I'm wondering if it happens when the Promise is wrapped in a Promise or something.

shirakaba commented 3 months ago

I found something which solved my case.

Instead of destructuring the APIs out of your native module, call them directly:

  import { NativeModules } from "react-native";

- const { getConstants, randomBytes } = NativeModules.ReactNativeAppAuthJs;
- getConstants();
- randomBytes(16).then((result) => console.log(result));
+ NativeModules.ReactNativeAppAuthJs.getConstants();
+ NativeModules.ReactNativeAppAuthJs.randomBytes(16).then((result) => console.log(result));

I'm guessing that destructuring the APIs off of the module means that you end up taking a reference to each function without the this context properly bound.

Perhaps you could do randomBytes.bind(NativeModules.ReactNativeAppAuthJs)(16) to rebind the context, but that would make it so verbose again that you might as well just not destructure it in the first place.

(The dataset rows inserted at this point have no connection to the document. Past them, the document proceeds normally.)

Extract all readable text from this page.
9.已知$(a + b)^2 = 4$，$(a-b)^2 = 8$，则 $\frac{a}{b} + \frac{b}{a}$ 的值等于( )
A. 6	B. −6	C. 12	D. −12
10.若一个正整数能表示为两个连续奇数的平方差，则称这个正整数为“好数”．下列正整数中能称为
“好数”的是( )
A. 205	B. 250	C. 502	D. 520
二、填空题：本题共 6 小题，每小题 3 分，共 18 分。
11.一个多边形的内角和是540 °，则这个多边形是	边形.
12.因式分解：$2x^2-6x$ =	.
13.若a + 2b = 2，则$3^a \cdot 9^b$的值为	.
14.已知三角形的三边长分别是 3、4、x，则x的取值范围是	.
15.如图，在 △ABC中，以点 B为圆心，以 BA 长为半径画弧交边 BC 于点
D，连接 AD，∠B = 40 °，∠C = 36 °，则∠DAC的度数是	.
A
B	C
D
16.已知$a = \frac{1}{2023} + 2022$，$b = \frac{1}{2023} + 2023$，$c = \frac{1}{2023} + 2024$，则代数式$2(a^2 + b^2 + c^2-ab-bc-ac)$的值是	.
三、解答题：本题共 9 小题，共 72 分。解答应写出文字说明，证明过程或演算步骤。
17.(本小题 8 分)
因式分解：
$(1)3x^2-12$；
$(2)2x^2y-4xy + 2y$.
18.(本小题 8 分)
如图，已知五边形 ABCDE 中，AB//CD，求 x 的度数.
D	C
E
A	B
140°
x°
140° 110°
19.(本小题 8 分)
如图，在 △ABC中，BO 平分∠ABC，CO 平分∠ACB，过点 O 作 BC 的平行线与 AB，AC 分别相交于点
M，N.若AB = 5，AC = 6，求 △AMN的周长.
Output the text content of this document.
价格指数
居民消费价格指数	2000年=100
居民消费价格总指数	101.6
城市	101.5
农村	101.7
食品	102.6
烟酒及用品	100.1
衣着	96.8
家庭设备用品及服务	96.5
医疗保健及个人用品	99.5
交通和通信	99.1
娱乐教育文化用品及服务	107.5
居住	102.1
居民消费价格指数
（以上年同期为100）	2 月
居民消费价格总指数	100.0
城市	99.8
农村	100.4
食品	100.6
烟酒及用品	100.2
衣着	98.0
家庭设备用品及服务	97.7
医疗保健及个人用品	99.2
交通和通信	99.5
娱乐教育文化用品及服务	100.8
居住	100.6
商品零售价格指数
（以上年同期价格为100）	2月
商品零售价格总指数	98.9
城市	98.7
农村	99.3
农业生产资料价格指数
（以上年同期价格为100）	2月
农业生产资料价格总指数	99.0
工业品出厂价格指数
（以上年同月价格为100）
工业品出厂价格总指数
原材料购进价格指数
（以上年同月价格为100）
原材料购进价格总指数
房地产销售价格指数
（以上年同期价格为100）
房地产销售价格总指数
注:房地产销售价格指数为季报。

shirakaba commented 3 months ago

I found another strange case.

Accessing any of these:

...would raise that same error:

Invariant Violation: Failed to call into JavaScript module method JSTimers.callTimers(). Module has not been registered as callable. Bridgeless Mode: false. Registered callable JavaScript modules (n = 0): .

A frequent cause of the error is that the application entry file path is incorrect. This can also happen when the JS bundle is corrupt or there is an early initialization error when loading React Native.

Invariant Violation: No callback found with cbID 1035 and callID 517 for module . Args: '[3]'

In this case, avoiding destructuring didn't solve things. Really not sure what's going on, as I've been able to access Platform.OS just fine from other modules in the graph. It doesn't seem to be a race condition (i.e. the Platform native module not being initialised yet), as it occurs even if we lazy-init it well into the lifespan of the app.